Cybersecurity analysts in the United States claim they have sourced a bulk of the China-based cyberattacks against America back to as few as 12 groups backed or directed by the government, according to The Associated Press:
The aggressive but stealthy attacks, which have stolen billions of dollars in intellectual property and data, often carry distinct signatures allowing U.S. officials to link them to certain hacker teams. Analysts say the U.S. often gives the attackers unique names or numbers, and at times can tell where the hackers are and even who they may be.
Sketched out by analysts who have worked with U.S. companies and the government on computer intrusions, the details illuminate recent claims by American intelligence officials about the escalating cyber threat emanating from China. And the widening expanse of targets, coupled with the expensive and sensitive technologies they are losing, is putting increased pressure on the U.S. to take a much harder stand against the communist giant.
The report references several high profile cases of corporate cyber espionage, which has outpaced attacks focused on the U.S. government in recent years, including an assault earlier this year on Google and the accounts of several hundred Gmail users. A Financial Times investigation recently uncovered a Chinese tech company operating as a front for a People’s Liberation Army cybermilitia, and earlier this month an American intelligence report labeled China as the world’s most prolific perpetrator of economic espionage.
Criticism of China’s cyberattacks has grown increasingly public, with U.S. House Intelligence Committee Chairman Mike Rogers has urged action and readied legislation that would encourage the government to share intelligence information with companies in danger of cyberthreats.
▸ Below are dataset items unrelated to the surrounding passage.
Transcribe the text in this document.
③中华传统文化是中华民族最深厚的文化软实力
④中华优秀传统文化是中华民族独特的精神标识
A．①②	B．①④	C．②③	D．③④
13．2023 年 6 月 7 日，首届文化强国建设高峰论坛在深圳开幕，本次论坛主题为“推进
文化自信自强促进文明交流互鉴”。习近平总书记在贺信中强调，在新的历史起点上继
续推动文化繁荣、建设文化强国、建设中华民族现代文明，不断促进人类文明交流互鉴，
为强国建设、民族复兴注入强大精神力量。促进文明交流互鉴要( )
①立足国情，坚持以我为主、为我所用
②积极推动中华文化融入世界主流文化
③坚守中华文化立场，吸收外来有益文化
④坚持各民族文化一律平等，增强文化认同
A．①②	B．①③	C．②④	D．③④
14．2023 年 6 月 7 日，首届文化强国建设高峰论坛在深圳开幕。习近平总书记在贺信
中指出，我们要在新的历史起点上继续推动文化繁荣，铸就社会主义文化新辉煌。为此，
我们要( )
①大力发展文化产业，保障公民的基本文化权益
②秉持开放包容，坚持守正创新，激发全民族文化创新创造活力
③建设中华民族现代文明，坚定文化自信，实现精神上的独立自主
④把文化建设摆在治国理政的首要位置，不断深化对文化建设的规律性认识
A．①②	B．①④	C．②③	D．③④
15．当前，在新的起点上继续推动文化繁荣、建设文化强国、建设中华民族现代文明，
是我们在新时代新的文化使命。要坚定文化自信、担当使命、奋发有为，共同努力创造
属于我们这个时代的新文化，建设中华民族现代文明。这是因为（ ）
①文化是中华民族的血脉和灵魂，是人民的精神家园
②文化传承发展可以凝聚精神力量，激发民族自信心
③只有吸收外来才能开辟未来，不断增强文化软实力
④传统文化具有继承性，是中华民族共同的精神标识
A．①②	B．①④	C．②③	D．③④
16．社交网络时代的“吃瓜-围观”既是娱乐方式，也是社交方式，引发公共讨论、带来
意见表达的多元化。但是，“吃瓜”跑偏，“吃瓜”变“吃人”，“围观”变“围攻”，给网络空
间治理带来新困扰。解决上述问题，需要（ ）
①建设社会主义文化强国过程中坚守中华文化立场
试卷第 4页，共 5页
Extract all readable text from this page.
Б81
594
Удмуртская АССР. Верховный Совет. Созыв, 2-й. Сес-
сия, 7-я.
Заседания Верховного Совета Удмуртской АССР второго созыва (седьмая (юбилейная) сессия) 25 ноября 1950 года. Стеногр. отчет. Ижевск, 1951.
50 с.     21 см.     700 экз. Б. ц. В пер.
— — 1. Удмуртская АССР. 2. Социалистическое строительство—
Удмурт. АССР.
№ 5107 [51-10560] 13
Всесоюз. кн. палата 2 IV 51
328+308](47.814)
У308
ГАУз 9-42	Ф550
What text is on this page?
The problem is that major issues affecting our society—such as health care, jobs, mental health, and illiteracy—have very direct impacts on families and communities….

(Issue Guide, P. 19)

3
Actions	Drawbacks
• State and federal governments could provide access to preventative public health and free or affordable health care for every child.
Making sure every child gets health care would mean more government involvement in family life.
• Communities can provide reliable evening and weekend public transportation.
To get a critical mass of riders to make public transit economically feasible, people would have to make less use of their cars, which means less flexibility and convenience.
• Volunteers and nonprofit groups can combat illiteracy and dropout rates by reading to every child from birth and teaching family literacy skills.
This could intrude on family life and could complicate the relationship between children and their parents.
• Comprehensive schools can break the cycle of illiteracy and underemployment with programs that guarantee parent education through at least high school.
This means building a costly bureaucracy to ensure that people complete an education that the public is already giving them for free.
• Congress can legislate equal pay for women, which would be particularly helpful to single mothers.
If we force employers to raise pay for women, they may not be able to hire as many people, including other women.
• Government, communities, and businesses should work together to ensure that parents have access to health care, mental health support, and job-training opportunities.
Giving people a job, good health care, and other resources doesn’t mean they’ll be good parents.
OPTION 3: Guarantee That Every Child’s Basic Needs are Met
The Wall Street Journal reported today that the newly discovered information linking various groups to specific attacks will allow the U.S. to more directly raise the issue with China:
In many cases, the National Security Agency has determined the identities of individuals working in these groups, which is a critical development that provides the U.S. the option of confronting the Chinese government more directly about the activity or responding with a counterattack, according to former officials briefed on the effort.
“It’s actually a small number of groups that do most of the PLA’s dirty work,” said James Lewis, a cybersecurity specialist at the Center for Strategic and International Studies who frequently advises the Obama administration. “NSA is pretty confident of their ability to attribute [cyberespionage] to this set of actors.”
Still, diplomatic considerations may limit the U.S. interest in taking a more confrontational approach because some U.S. officials are wary of angering China, the largest holder of U.S. debt.